# THD Hot Plate thoughts?



## starvingstudent (Mar 16, 2007)

anyone have one of these?? what are your thoughts?

I have a 5150 (as you have probably seen in the for sale section) and this amp needs to be tunred up louder than apartment levels to get decent tone.

Someone has recomended to me the THD Hot Plate... i read some reviews and it seems good... just want to make sure its worth the $350 investment...


----------



## traynor_garnet (Feb 22, 2006)

Do a search for my review of the Ho attenuator. I've owned a Hotplate (and others) and the Ho destroys it.

TG


----------



## starvingstudent (Mar 16, 2007)

I saw it. and looked it up online. they have no prices, no pictures, no models showing. and the site hasnt been updated in years, so i assumed they just dont exist anymore.


----------



## traynor_garnet (Feb 22, 2006)

starvingstudent said:


> I saw it. and looked it up online. they have no prices, no pictures, no models showing. and the site hasnt been updated in years, so i assumed they just dont exist anymore.

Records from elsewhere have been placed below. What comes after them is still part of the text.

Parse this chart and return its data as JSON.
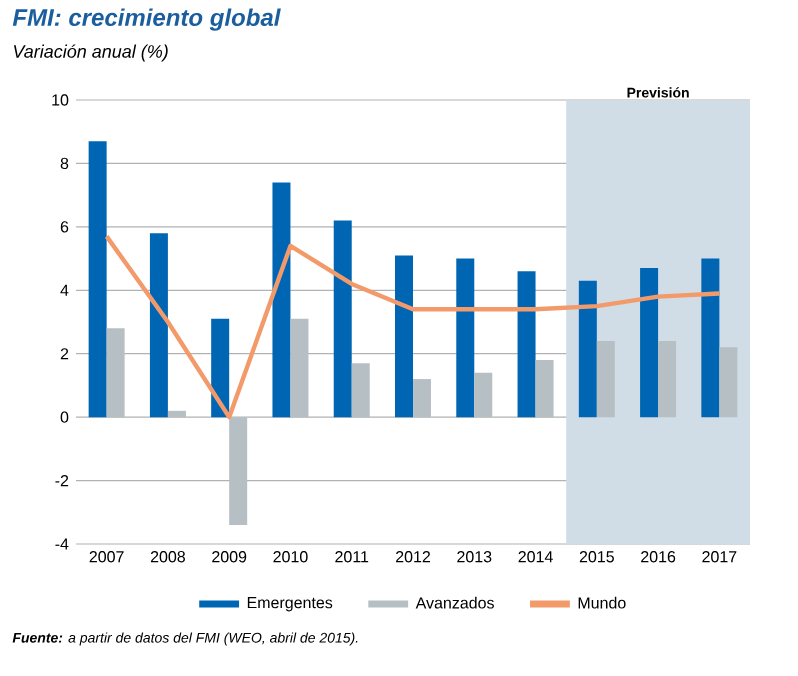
{
  "chart_data": {
    "type": "bar",
    "title": "FMI: crecimiento global",
    "subtitle": "Variación anual (%)",
    "categories": [
      "2007",
      "2008",
      "2009",
      "2010",
      "2011",
      "2012",
      "2013",
      "2014",
      "2015",
      "2016",
      "2017"
    ],
    "series": [
      {
        "name": "Emergentes",
        "color": "#0066b3",
        "values": [
          8.7,
          5.8,
          3.1,
          7.4,
          6.2,
          5.1,
          5.0,
          4.6,
          4.3,
          4.7,
          5.0
        ]
      },
      {
        "name": "Avanzados",
        "color": "#b5bfc4",
        "values": [
          2.8,
          0.2,
          -3.4,
          3.1,
          1.7,
          1.2,
          1.4,
          1.8,
          2.4,
          2.4,
          2.2
        ]
      },
      {
        "name": "Mundo",
        "type": "line",
        "color": "#f39a6b",
        "values": [
          5.7,
          3.0,
          0.0,
          5.4,
          4.2,
          3.4,
          3.4,
          3.4,
          3.5,
          3.8,
          3.9
        ]
      }
    ],
    "ylim": [
      -4,
      10
    ],
    "yticks": [
      -4,
      -2,
      0,
      2,
      4,
      6,
      8,
      10
    ],
    "grid": "y",
    "legend": "bottom",
    "bands": [
      {
        "axis": "x",
        "from": "2015",
        "to": "2017",
        "label": "Previsión",
        "color": "#d0dde6"
      }
    ],
    "annotations": [
      "**Fuente:** a partir de datos del FMI (WEO, abril de 2015)."
    ]
  }
}
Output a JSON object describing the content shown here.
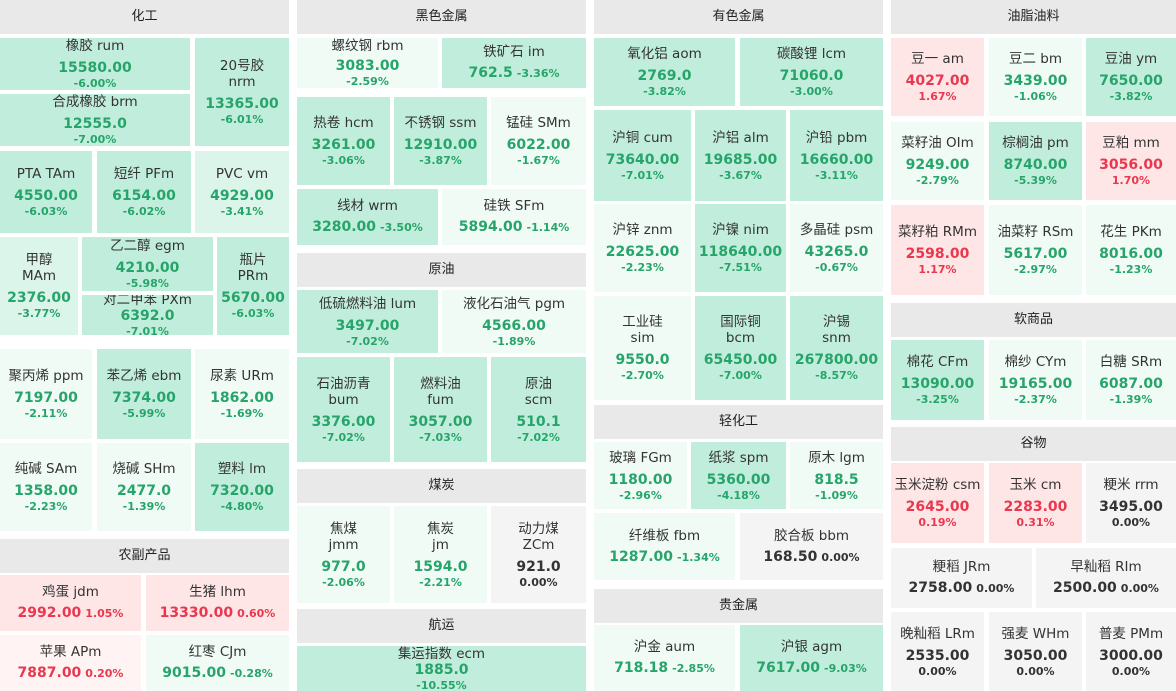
{
  "sections": {
    "chem": "化工",
    "agri": "农副产品",
    "ferrous": "黑色金属",
    "crude": "原油",
    "coal": "煤炭",
    "shipping": "航运",
    "nonferrous": "有色金属",
    "light": "轻化工",
    "precious": "贵金属",
    "oils": "油脂油料",
    "softs": "软商品",
    "grains": "谷物"
  },
  "tiles": [
    {
      "id": "rum",
      "name": "橡胶  rum",
      "price": "15580.00",
      "change": "-6.00%"
    },
    {
      "id": "nrm",
      "name": "20号胶",
      "code": "nrm",
      "price": "13365.00",
      "change": "-6.01%"
    },
    {
      "id": "brm",
      "name": "合成橡胶  brm",
      "price": "12555.0",
      "change": "-7.00%"
    },
    {
      "id": "TAm",
      "name": "PTA  TAm",
      "price": "4550.00",
      "change": "-6.03%"
    },
    {
      "id": "PFm",
      "name": "短纤  PFm",
      "price": "6154.00",
      "change": "-6.02%"
    },
    {
      "id": "vm",
      "name": "PVC  vm",
      "price": "4929.00",
      "change": "-3.41%"
    },
    {
      "id": "MAm",
      "name": "甲醇",
      "code": "MAm",
      "price": "2376.00",
      "change": "-3.77%"
    },
    {
      "id": "egm",
      "name": "乙二醇  egm",
      "price": "4210.00",
      "change": "-5.98%"
    },
    {
      "id": "PRm",
      "name": "瓶片",
      "code": "PRm",
      "price": "5670.00",
      "change": "-6.03%"
    },
    {
      "id": "PXm",
      "name": "对二甲苯  PXm",
      "price": "6392.0",
      "change": "-7.01%"
    },
    {
      "id": "ppm",
      "name": "聚丙烯  ppm",
      "price": "7197.00",
      "change": "-2.11%"
    },
    {
      "id": "ebm",
      "name": "苯乙烯  ebm",
      "price": "7374.00",
      "change": "-5.99%"
    },
    {
      "id": "URm",
      "name": "尿素  URm",
      "price": "1862.00",
      "change": "-1.69%"
    },
    {
      "id": "SAm",
      "name": "纯碱  SAm",
      "price": "1358.00",
      "change": "-2.23%"
    },
    {
      "id": "SHm",
      "name": "烧碱  SHm",
      "price": "2477.0",
      "change": "-1.39%"
    },
    {
      "id": "lm",
      "name": "塑料  lm",
      "price": "7320.00",
      "change": "-4.80%"
    },
    {
      "id": "jdm",
      "name": "鸡蛋  jdm",
      "price": "2992.00",
      "change": "1.05%"
    },
    {
      "id": "lhm",
      "name": "生猪  lhm",
      "price": "13330.00",
      "change": "0.60%"
    },
    {
      "id": "APm",
      "name": "苹果  APm",
      "price": "7887.00",
      "change": "0.20%"
    },
    {
      "id": "CJm",
      "name": "红枣  CJm",
      "price": "9015.00",
      "change": "-0.28%"
    },
    {
      "id": "rbm",
      "name": "螺纹钢  rbm",
      "price": "3083.00",
      "change": "-2.59%"
    },
    {
      "id": "im",
      "name": "铁矿石  im",
      "price": "762.5",
      "change": "-3.36%"
    },
    {
      "id": "hcm",
      "name": "热卷  hcm",
      "price": "3261.00",
      "change": "-3.06%"
    },
    {
      "id": "ssm",
      "name": "不锈钢  ssm",
      "price": "12910.00",
      "change": "-3.87%"
    },
    {
      "id": "SMm",
      "name": "锰硅  SMm",
      "price": "6022.00",
      "change": "-1.67%"
    },
    {
      "id": "wrm",
      "name": "线材  wrm",
      "price": "3280.00",
      "change": "-3.50%"
    },
    {
      "id": "SFm",
      "name": "硅铁  SFm",
      "price": "5894.00",
      "change": "-1.14%"
    },
    {
      "id": "lum",
      "name": "低硫燃料油  lum",
      "price": "3497.00",
      "change": "-7.02%"
    },
    {
      "id": "pgm",
      "name": "液化石油气  pgm",
      "price": "4566.00",
      "change": "-1.89%"
    },
    {
      "id": "bum",
      "name": "石油沥青",
      "code": "bum",
      "price": "3376.00",
      "change": "-7.02%"
    },
    {
      "id": "fum",
      "name": "燃料油",
      "code": "fum",
      "price": "3057.00",
      "change": "-7.03%"
    },
    {
      "id": "scm",
      "name": "原油",
      "code": "scm",
      "price": "510.1",
      "change": "-7.02%"
    },
    {
      "id": "jmm",
      "name": "焦煤",
      "code": "jmm",
      "price": "977.0",
      "change": "-2.06%"
    },
    {
      "id": "jm",
      "name": "焦炭",
      "code": "jm",
      "price": "1594.0",
      "change": "-2.21%"
    },
    {
      "id": "ZCm",
      "name": "动力煤",
      "code": "ZCm",
      "price": "921.0",
      "change": "0.00%"
    },
    {
      "id": "ecm",
      "name": "集运指数  ecm",
      "price": "1885.0",
      "change": "-10.55%"
    },
    {
      "id": "aom",
      "name": "氧化铝  aom",
      "price": "2769.0",
      "change": "-3.82%"
    },
    {
      "id": "lcm",
      "name": "碳酸锂  lcm",
      "price": "71060.0",
      "change": "-3.00%"
    },
    {
      "id": "cum",
      "name": "沪铜  cum",
      "price": "73640.00",
      "change": "-7.01%"
    },
    {
      "id": "alm",
      "name": "沪铝  alm",
      "price": "19685.00",
      "change": "-3.67%"
    },
    {
      "id": "pbm",
      "name": "沪铅  pbm",
      "price": "16660.00",
      "change": "-3.11%"
    },
    {
      "id": "znm",
      "name": "沪锌  znm",
      "price": "22625.00",
      "change": "-2.23%"
    },
    {
      "id": "nim",
      "name": "沪镍  nim",
      "price": "118640.00",
      "change": "-7.51%"
    },
    {
      "id": "psm",
      "name": "多晶硅  psm",
      "price": "43265.0",
      "change": "-0.67%"
    },
    {
      "id": "sim",
      "name": "工业硅",
      "code": "sim",
      "price": "9550.0",
      "change": "-2.70%"
    },
    {
      "id": "bcm",
      "name": "国际铜",
      "code": "bcm",
      "price": "65450.00",
      "change": "-7.00%"
    },
    {
      "id": "snm",
      "name": "沪锡",
      "code": "snm",
      "price": "267800.00",
      "change": "-8.57%"
    },
    {
      "id": "FGm",
      "name": "玻璃  FGm",
      "price": "1180.00",
      "change": "-2.96%"
    },
    {
      "id": "spm",
      "name": "纸浆  spm",
      "price": "5360.00",
      "change": "-4.18%"
    },
    {
      "id": "lgm",
      "name": "原木  lgm",
      "price": "818.5",
      "change": "-1.09%"
    },
    {
      "id": "fbm",
      "name": "纤维板  fbm",
      "price": "1287.00",
      "change": "-1.34%"
    },
    {
      "id": "bbm",
      "name": "胶合板  bbm",
      "price": "168.50",
      "change": "0.00%"
    },
    {
      "id": "aum",
      "name": "沪金  aum",
      "price": "718.18",
      "change": "-2.85%"
    },
    {
      "id": "agm",
      "name": "沪银  agm",
      "price": "7617.00",
      "change": "-9.03%"
    },
    {
      "id": "am",
      "name": "豆一  am",
      "price": "4027.00",
      "change": "1.67%"
    },
    {
      "id": "bm",
      "name": "豆二  bm",
      "price": "3439.00",
      "change": "-1.06%"
    },
    {
      "id": "ym",
      "name": "豆油  ym",
      "price": "7650.00",
      "change": "-3.82%"
    },
    {
      "id": "OIm",
      "name": "菜籽油  OIm",
      "price": "9249.00",
      "change": "-2.79%"
    },
    {
      "id": "pm",
      "name": "棕榈油  pm",
      "price": "8740.00",
      "change": "-5.39%"
    },
    {
      "id": "mm",
      "name": "豆粕  mm",
      "price": "3056.00",
      "change": "1.70%"
    },
    {
      "id": "RMm",
      "name": "菜籽粕  RMm",
      "price": "2598.00",
      "change": "1.17%"
    },
    {
      "id": "RSm",
      "name": "油菜籽  RSm",
      "price": "5617.00",
      "change": "-2.97%"
    },
    {
      "id": "PKm",
      "name": "花生  PKm",
      "price": "8016.00",
      "change": "-1.23%"
    },
    {
      "id": "CFm",
      "name": "棉花  CFm",
      "price": "13090.00",
      "change": "-3.25%"
    },
    {
      "id": "CYm",
      "name": "棉纱  CYm",
      "price": "19165.00",
      "change": "-2.37%"
    },
    {
      "id": "SRm",
      "name": "白糖  SRm",
      "price": "6087.00",
      "change": "-1.39%"
    },
    {
      "id": "csm",
      "name": "玉米淀粉  csm",
      "price": "2645.00",
      "change": "0.19%"
    },
    {
      "id": "cm",
      "name": "玉米  cm",
      "price": "2283.00",
      "change": "0.31%"
    },
    {
      "id": "rrm",
      "name": "粳米  rrm",
      "price": "3495.00",
      "change": "0.00%"
    },
    {
      "id": "JRm",
      "name": "粳稻  JRm",
      "price": "2758.00",
      "change": "0.00%"
    },
    {
      "id": "RIm",
      "name": "早籼稻  RIm",
      "price": "2500.00",
      "change": "0.00%"
    },
    {
      "id": "LRm",
      "name": "晚籼稻  LRm",
      "price": "2535.00",
      "change": "0.00%"
    },
    {
      "id": "WHm",
      "name": "强麦  WHm",
      "price": "3050.00",
      "change": "0.00%"
    },
    {
      "id": "PMm",
      "name": "普麦  PMm",
      "price": "3000.00",
      "change": "0.00%"
    }
  ]
}
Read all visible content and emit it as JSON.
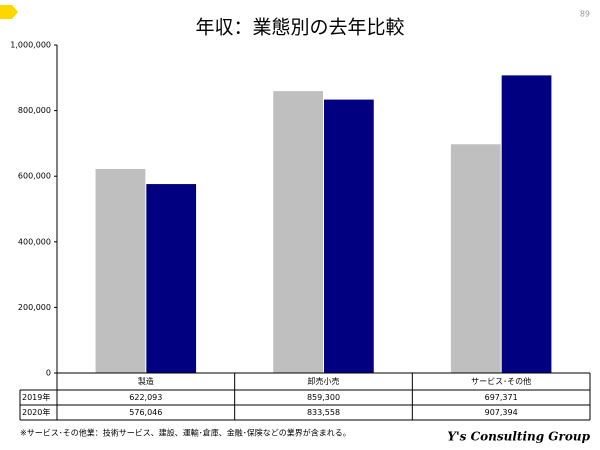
{
  "chart_data": {
    "type": "bar",
    "title": "年収：業態別の去年比較",
    "page_number": "89",
    "categories": [
      "製造",
      "卸売小売",
      "サービス･その他"
    ],
    "series": [
      {
        "name": "2019年",
        "color": "#bfbfbf",
        "values": [
          622093,
          859300,
          697371
        ],
        "value_labels": [
          "622,093",
          "859,300",
          "697,371"
        ]
      },
      {
        "name": "2020年",
        "color": "#000080",
        "values": [
          576046,
          833558,
          907394
        ],
        "value_labels": [
          "576,046",
          "833,558",
          "907,394"
        ]
      }
    ],
    "ylim": [
      0,
      1000000
    ],
    "yticks": [
      0,
      {
        "value": 200000,
        "label": "200,000"
      },
      {
        "value": 400000,
        "label": "400,000"
      },
      {
        "value": 600000,
        "label": "600,000"
      },
      {
        "value": 800000,
        "label": "800,000"
      },
      {
        "value": 1000000,
        "label": "1,000,000"
      }
    ],
    "footnote": "※サービス･その他業：技術サービス、建設、運輸･倉庫、金融･保険などの業界が含まれる。",
    "brand": "Y's Consulting Group"
  }
}
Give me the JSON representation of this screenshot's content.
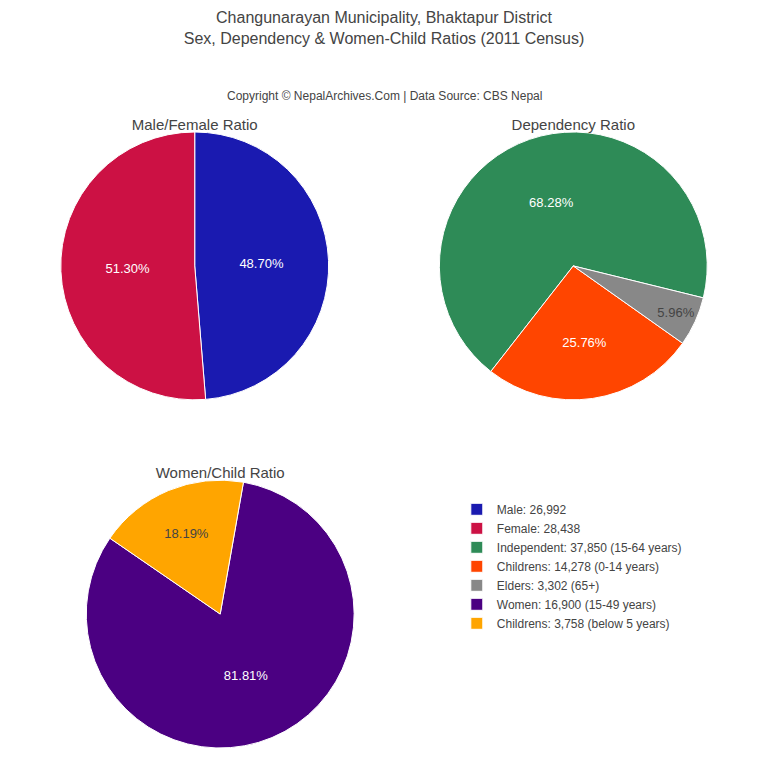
{
  "title": [
    "Changunarayan Municipality, Bhaktapur District",
    "Sex, Dependency & Women-Child Ratios (2011 Census)"
  ],
  "subtitle": "Copyright © NepalArchives.Com | Data Source: CBS Nepal",
  "chart_data": [
    {
      "type": "pie",
      "title": "Male/Female Ratio",
      "categories": [
        "Male: 26,992",
        "Female: 28,438"
      ],
      "values": [
        48.7,
        51.3
      ],
      "value_labels": [
        "48.70%",
        "51.30%"
      ],
      "colors": [
        "#1a1ab0",
        "#CC1144"
      ]
    },
    {
      "type": "pie",
      "title": "Dependency Ratio",
      "categories": [
        "Independent: 37,850 (15-64 years)",
        "Childrens: 14,278 (0-14 years)",
        "Elders: 3,302 (65+)"
      ],
      "values": [
        68.28,
        25.76,
        5.96
      ],
      "value_labels": [
        "68.28%",
        "25.76%",
        "5.96%"
      ],
      "colors": [
        "#2E8B57",
        "#FF4500",
        "#888888"
      ]
    },
    {
      "type": "pie",
      "title": "Women/Child Ratio",
      "categories": [
        "Women: 16,900 (15-49 years)",
        "Childrens: 3,758 (below 5 years)"
      ],
      "values": [
        81.81,
        18.19
      ],
      "value_labels": [
        "81.81%",
        "18.19%"
      ],
      "colors": [
        "#4B0082",
        "#FFA500"
      ]
    }
  ]
}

Phone him. He's just a little one man operation, a bit older, and not that computer savvy. If you call he will lay everything out for you and he is very nice.

TG


----------



## dwagar (Mar 6, 2006)

I picked up a used Hotplate from one of the forum guys on here a year or two ago. I think it works great. I use it on my JCM800. Crank the Marshall to about 9, set the HP at -12, it's great.

But, IMO they are best for gig situations. For home or apartment, I really think you are further ahead with an itty bitty tube amp, that you can probably get into for about the same money.


----------



## vds5000 (Apr 14, 2008)

Keep in mind that attuenators are hard on tubes.

Bad Cat, Dr.Z, Weber and Marshall make them as well. The Marshall (Power Brake) is very overpriced.


----------



## dwagar (Mar 6, 2006)

It's my understanding the only reason they are hard on tubes, is that you are playing the amp as if you're running cranked all the time, ie, no harder on tubes than if you were playing really, really loud.


----------



## traynor_garnet (Feb 22, 2006)

dwagar said:


> It's my understanding the only reason they are hard on tubes, is that you are playing the amp as if you're running cranked all the time, ie, no harder on tubes than if you were playing really, really loud.


Yep. That's the only reason.

TG


----------



## vds5000 (Apr 14, 2008)

dwagar said:


> It's my understanding the only reason they are hard on tubes, is that you are playing the amp as if you're running cranked all the time, ie, no harder on tubes than if you were playing really, really loud.


Yes, this it true, but the reason people usually get attuenators is to do just that - have the master loud enough to introduce power tube breakup, but at civilized volumes.


----------



## Ripper (Jul 1, 2006)

I use a weber mass 150 and I like it alot. I've never tried a hotplate but the weber works very well.


----------



## Darcy Hoover (Dec 2, 2008)

I recently sold my THD Hotplate. It works as advertised but I found if you try to attenuate a higher wattage amp to bedroom levels it'll kill alot of the highs, "deadening" the tone in my opinion. All depends on how much you attenuate. They work great if you don't overdo it. I had a 40 watt Blues Deluxe (sold that too, but it was one very loud amp) and bought the Hotplate to tame it for the house, but I wasn't overly happy with the result. If you are looking for output tube crunch at home I'd recommend a low wattage tube amp for the same cost.


----------



## traynor_garnet (Feb 22, 2006)

Ho Ho Ho.

Yes, it's Christmas but I also just wanted to restate my whole hearted endorsement for the Ho attenuator. Skip the Hotplate.

TG


----------